When even the ties of blood become shackles, the only way to break free may cost everything.
Vasushena was marked for death from the moment he was born, for reasons he doesn't know. Being saved as a baby by a Suta couple who raised him as their own, he longed to be a warrior instead of a charioteer. But in the rigidly casteist society of Aryavarta, a Suta seeking to rise above his station was a challenge to orthodoxy that could never be tolerated.
When his path led him to the Kuru prince, Suyodhana, it only linked him more inextricably with the fate of the Kuru dynasty. Suyodhana, for all his open mindedness, has a feud against his cousins, a hatred that is fanned to a conflagration by actions on both sides.
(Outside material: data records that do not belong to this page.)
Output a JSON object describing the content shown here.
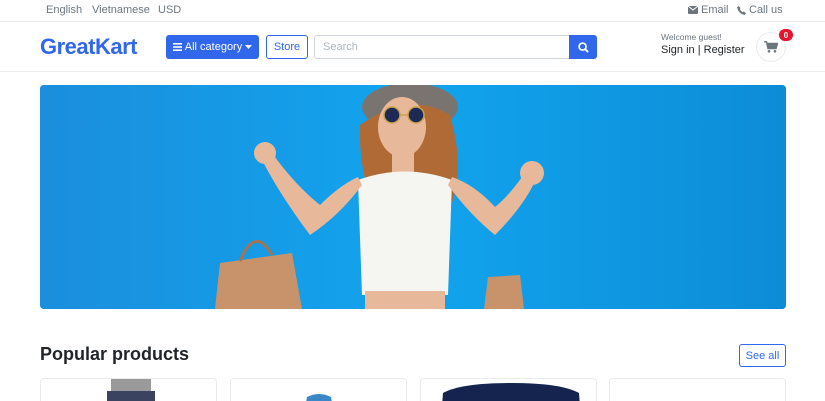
{
  "topbar": {
    "languages": [
      "English",
      "Vietnamese",
      "USD"
    ],
    "email_label": "Email",
    "call_label": "Call us"
  },
  "header": {
    "logo_part1": "Great",
    "logo_part2": "Kart",
    "category_label": "All category",
    "store_label": "Store",
    "search_placeholder": "Search",
    "welcome": "Welcome guest!",
    "sign_in": "Sign in",
    "register": "Register",
    "cart_count": "0"
  },
  "banner": {
    "alt": "hero banner"
  },
  "section": {
    "title": "Popular products",
    "see_all": "See all"
  },
  "colors": {
    "primary": "#3167eb",
    "badge": "#e3142c",
    "banner": "#13a3ec"
  },
  "icons": {
    "email": "envelope-icon",
    "phone": "phone-icon",
    "menu": "bars-icon",
    "caret": "caret-down-icon",
    "search": "search-icon",
    "cart": "shopping-cart-icon"
  }
}
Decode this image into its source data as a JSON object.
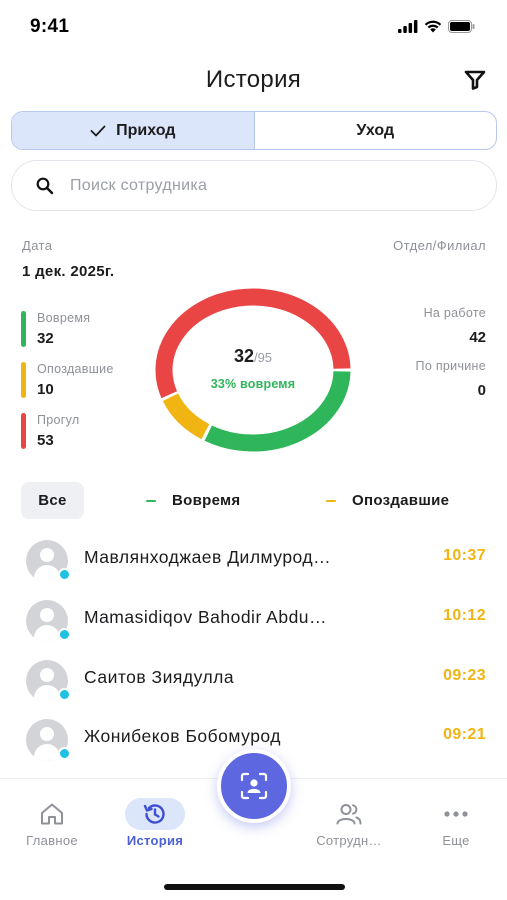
{
  "status_bar": {
    "time": "9:41"
  },
  "header": {
    "title": "История",
    "filter_icon": "filter-icon"
  },
  "segments": [
    {
      "label": "Приход",
      "active": true
    },
    {
      "label": "Уход",
      "active": false
    }
  ],
  "search": {
    "placeholder": "Поиск сотрудника",
    "value": ""
  },
  "date": {
    "label": "Дата",
    "value": "1 дек. 2025г."
  },
  "department": {
    "label": "Отдел/Филиал"
  },
  "stats": [
    {
      "label": "Вовремя",
      "value": "32",
      "color": "#2fb55a"
    },
    {
      "label": "Опоздавшие",
      "value": "10",
      "color": "#f0b413"
    },
    {
      "label": "Прогул",
      "value": "53",
      "color": "#ea4545"
    }
  ],
  "right_stats": [
    {
      "label": "На работе",
      "value": "42"
    },
    {
      "label": "По причине",
      "value": "0"
    }
  ],
  "donut": {
    "count": "32",
    "total": "/95",
    "percent_text": "33% вовремя",
    "segments": [
      {
        "name": "Вовремя",
        "value": 32,
        "color": "#2fb55a"
      },
      {
        "name": "Опоздавшие",
        "value": 10,
        "color": "#f0b413"
      },
      {
        "name": "Прогул",
        "value": 53,
        "color": "#ea4545"
      }
    ]
  },
  "filters": {
    "all": "Все",
    "ontime": {
      "label": "Вовремя",
      "color": "#2fb55a"
    },
    "late": {
      "label": "Опоздавшие",
      "color": "#f0b413"
    }
  },
  "employees": [
    {
      "name": "Мавлянходжаев Дилмурод…",
      "time": "10:37"
    },
    {
      "name": "Mamasidiqov Bahodir Abdu…",
      "time": "10:12"
    },
    {
      "name": "Саитов Зиядулла",
      "time": "09:23"
    },
    {
      "name": "Жонибеков Бобомурод",
      "time": "09:21"
    }
  ],
  "nav": [
    {
      "label": "Главное",
      "icon": "home-icon",
      "active": false
    },
    {
      "label": "История",
      "icon": "history-icon",
      "active": true
    },
    {
      "label": "Сотрудн…",
      "icon": "users-icon",
      "active": false
    },
    {
      "label": "Еще",
      "icon": "more-icon",
      "active": false
    }
  ],
  "fab": {
    "icon": "face-scan-icon"
  },
  "colors": {
    "accent": "#5d67e0",
    "ontime": "#2fb55a",
    "late": "#f0b413",
    "absent": "#ea4545"
  }
}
Little does Vasushena know that by choosing to stand by his friend has set him firmly against his own blood and Krishna, whose fearsome intelligence is matched only by his ruthlessness.
With forces beyond his ken ranged against him, can Vasushena prove that courage can vanquish destiny or will he fail in staving off the sentence of death that had marked him from birth?
Jaya is a low fantasy retelling of the Mahabharata, the Hindu Epic with morally grey characters, political intrigue, generational trauma, hard choices, family and sibling bonds, found families, friendship, duty, and the consequences of actions.